Interaction is not linear
Most books (yes, those with actual pages made of trees) are progressively read from the first to the last page. It’s exactly the linear process the author designed it to be. Some people might cheat by skipping a few sections or having a quick peek at the end, they might fall asleep and not know where to pick up again. But, this exception left aside, all content is placed on fixed pages, one hugging the other, in an unchanging order.
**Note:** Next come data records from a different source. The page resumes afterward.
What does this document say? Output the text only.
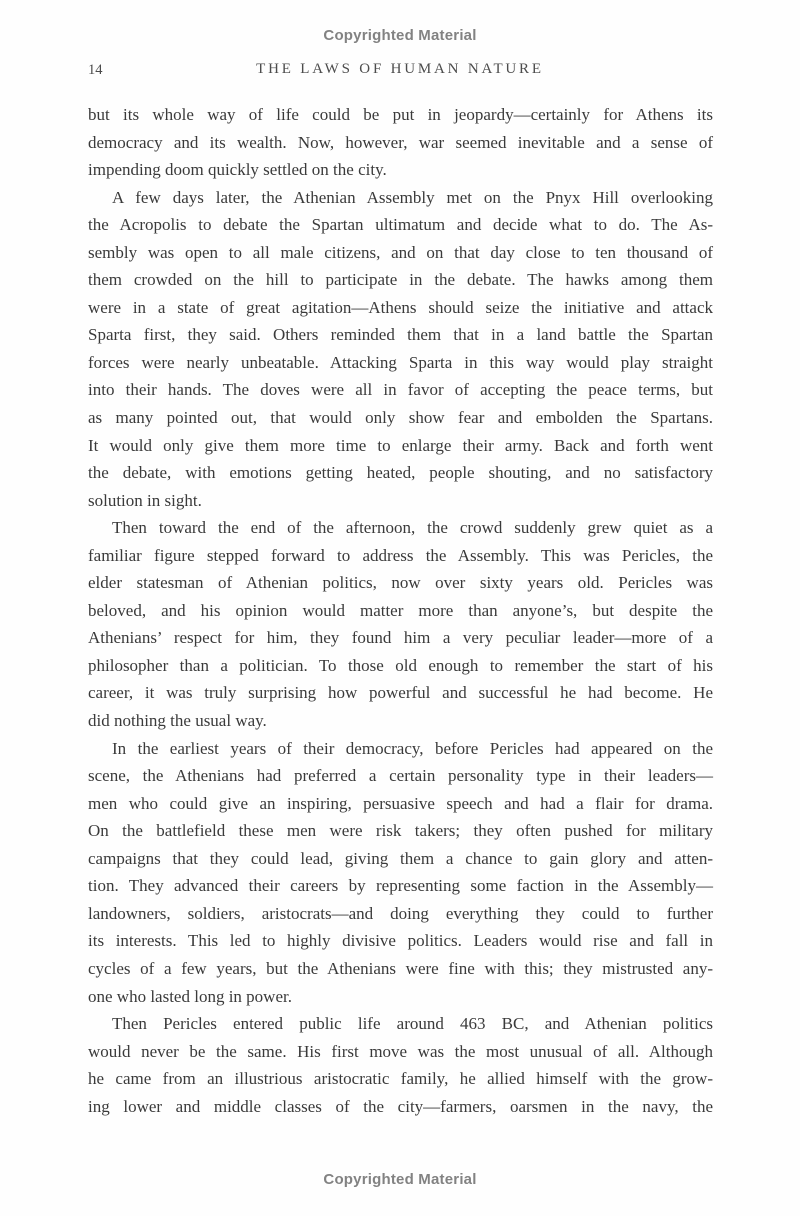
Copyrighted Material
14	THE LAWS OF HUMAN NATURE
but its whole way of life could be put in jeopardy—certainly for Athens its
democracy and its wealth. Now, however, war seemed inevitable and a sense of
impending doom quickly settled on the city.
A few days later, the Athenian Assembly met on the Pnyx Hill overlooking
the Acropolis to debate the Spartan ultimatum and decide what to do. The As-
sembly was open to all male citizens, and on that day close to ten thousand of
them crowded on the hill to participate in the debate. The hawks among them
were in a state of great agitation—Athens should seize the initiative and attack
Sparta first, they said. Others reminded them that in a land battle the Spartan
forces were nearly unbeatable. Attacking Sparta in this way would play straight
into their hands. The doves were all in favor of accepting the peace terms, but
as many pointed out, that would only show fear and embolden the Spartans.
It would only give them more time to enlarge their army. Back and forth went
the debate, with emotions getting heated, people shouting, and no satisfactory
solution in sight.
Then toward the end of the afternoon, the crowd suddenly grew quiet as a
familiar figure stepped forward to address the Assembly. This was Pericles, the
elder statesman of Athenian politics, now over sixty years old. Pericles was
beloved, and his opinion would matter more than anyone’s, but despite the
Athenians’ respect for him, they found him a very peculiar leader—more of a
philosopher than a politician. To those old enough to remember the start of his
career, it was truly surprising how powerful and successful he had become. He
did nothing the usual way.
In the earliest years of their democracy, before Pericles had appeared on the
scene, the Athenians had preferred a certain personality type in their leaders—
men who could give an inspiring, persuasive speech and had a flair for drama.
On the battlefield these men were risk takers; they often pushed for military
campaigns that they could lead, giving them a chance to gain glory and atten-
tion. They advanced their careers by representing some faction in the Assembly—
landowners, soldiers, aristocrats—and doing everything they could to further
its interests. This led to highly divisive politics. Leaders would rise and fall in
cycles of a few years, but the Athenians were fine with this; they mistrusted any-
one who lasted long in power.
Then Pericles entered public life around 463 BC, and Athenian politics
would never be the same. His first move was the most unusual of all. Although
he came from an illustrious aristocratic family, he allied himself with the grow-
ing lower and middle classes of the city—farmers, oarsmen in the navy, the
Copyrighted Material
The complete opposite is true for web and software design. Your product might have a clear starting point and maybe it even has a clear ending. But there’s no telling what happens in between: how users interact with and consume your content, how they operate the functions, and where they hop in and out of the experience after adding and deleting content, after changing quality or mathematical values.
Non-linear Design
With those two principles in mind, we can clearly see that screen and interface design should never be focused on just one fixed state. A better way to deal with possible complexity is to approach visual screen design by considering a screen or part of a screen in interaction with its moving and scaling elements.
A very common problem for designers of the classical school is a strong focus on individual elements. Sure, we care about the details. They make the difference in the end. But what is a perfectly styled button with a beautiful gradient, gentle highlights, and just the right drop shadow opacity worth, if you figure out you don’t need it in the end? Better spend time refining the general layout after an orientation change, or improve the horrible error message that blocks all relevant information.
The baseline is: there’s hardly a use case within screen design where we have complete control over everything that happens behind the glass. We need to embrace those constraints and create user interfaces with change and variation in mind, always conscious of the big picture. There’s a context to every image, every headline, every icon, and every padding. That context is a combination of your user, her screen, and your interface.